Effective treatment of chronic empyema often pose a difficult management problem for Cardiothoracic Surgeons due to unrelenting pleural space infection, recurrence after surgery and attended morbidity and mortality. Series of thoracic operations may be necessary to control the chronic intrathoracic suppuration. In selected cases of chronic empyema after decortication with or without resectional surgery, when a cavity persists and occupies a part of the hemithorax after lung inflation and release of pulmonary adhesions, a limited thoracoplasty was found beneficial for obliteration of residual cavity and displacement of the apical abscess. In many cases ribs overlying the empyema cavity were found to be ostomyelitic and it is beneficial to remove ostomyelitic ribs in long standing empyema with intercostal chest drain.
Even in absence of empyema in two of our cases, after removal of large cystic neoplasm from the lung, the cavity was found considerably large after adhesionolysis and lung inflation. Ipsilateral lung was found fibrotic. Similarly in three cases of aspergilloma after lobectomy partial thoracoplasty was done to tailor the thoracic cavity as the remaining lung had limited capacity to expand due to long standing inflammation and fibrosis. Considering remote possibility of obliteration of cavity by compensatory changes and subsequent infective complication, limited thoracoplasty was done to obliterate cavity with excellent result.
Operative morbidity was less, recovery was rapid, deformity was minimal and there was no recurrence. Stefani et al. had also shown that partial thoracoplasty was effective both when used in isolation and when combined with other procedures to fill the residual cavity [7].
Althogh several Surgeons [6] [8] [9] stressed the importance of myoplasty to fill the cavity over thoracoplasty due to resulting chest deformity, this is a major procedure requiring good muscle flap, multiple procedures and often associated with infection in malnourished patient.

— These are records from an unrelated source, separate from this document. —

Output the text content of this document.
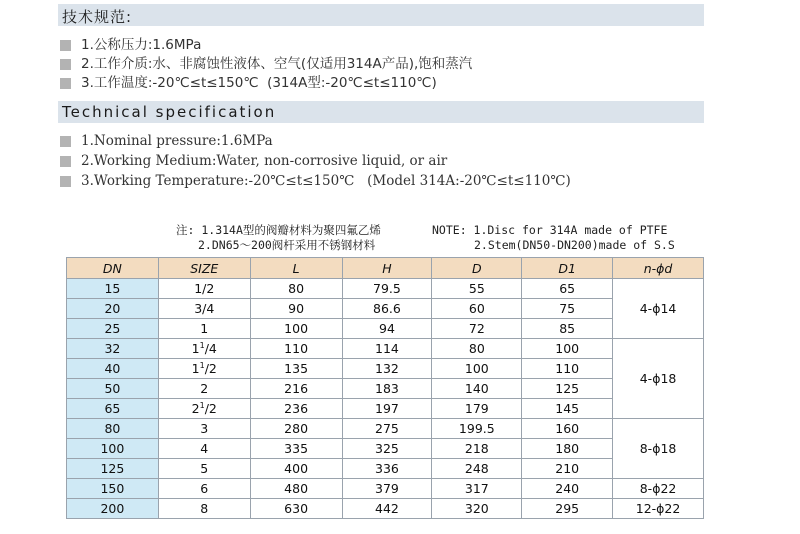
技术规范:
1.公称压力:1.6MPa
2.工作介质:水、非腐蚀性液体、空气(仅适用314A产品),饱和蒸汽
3.工作温度:-20℃≤t≤150℃  (314A型:-20℃≤t≤110℃)
Technical specification
1.Nominal pressure:1.6MPa
2.Working Medium:Water, non-corrosive liquid, or air
3.Working Temperature:-20℃≤t≤150℃   (Model 314A:-20℃≤t≤110℃)
注: 1.314A型的阀瓣材料为聚四氟乙烯	NOTE: 1.Disc for 314A made of PTFE
2.DN65～200阀杆采用不锈钢材料	2.Stem(DN50-DN200)made of S.S
DN	SIZE	L	H	D	D1	n-ϕd
15	1/2	80	79.5	55	65	4-ϕ14
20	3/4	90	86.6	60	75	
25	1	100	94	72	85	
32	$1^1/4$	110	114	80	100	4-ϕ18
40	$1^1/2$	135	132	100	110	
50	2	216	183	140	125	
65	$2^1/2$	236	197	179	145	
80	3	280	275	199.5	160	8-ϕ18
100	4	335	325	218	180	
125	5	400	336	248	210	
150	6	480	379	317	240	8-ϕ22
200	8	630	442	320	295	12-ϕ22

In case of a large apical abscess following destruction of the apical pulmonary tissue and continuous suppurating infection in post tubercular cases or in chronic suppuration, a potential space is formed, surrounded by the bony thorax and limited inferiorly by the rigid lining of the abscess. The lower limit of the abscess may be so rigid due to progressive deposition of fibrous tissue along with tough adhesions, filling the gap by healthy expanding lung is not possible [2]. Limited thoracoplasty along with apicolysis by dividing adhesions between the pleural dome at the apex and the soft tissues from the base of the neck, was effective in resolution of the unrelenting apical abscess. Apycolysis was introduced by Semb (1937) and done by releasing the adhesions between the apical pleura and the soft tissues from the base of the neck. This technique was particularly beneficial in post-tubercular apical lung abscess to achieve more complete collapse of the lung apex. First rib resection was not attempted in our series as its resection is associated with scoliosis, asymmetry and functional impairment of the shoulder and upper limb. We found that apicolysis without sacrificing first rib was adequate to achieve resolution of cavities.
Moreover, in presence of bilateral lung disease or generalised disease it is imperative to preserve as much lung as possible when vital capacity is already low and partial thoracoplasty is more desirable than more radical complete thoracoplasty or further pulmonary resections [10] [11] [12].
Deslauriers and colleagues [8] pointed out that patient selection is very important to achieve the goal of healed chest wall and eradication of infection. This minimal technique is also beneficial for patients with poor nutrition and other co-morbidities.
5. Conclusion
We conclude that addition of Partial thoracoplasty may provide a one-stage cure with lung preservation avoiding the hazards of prolonged infection, debility and avoids unnecessary pneumonectomies in selected patients. The remaining lung may preserve the respiratory function and resolve the additional space problem.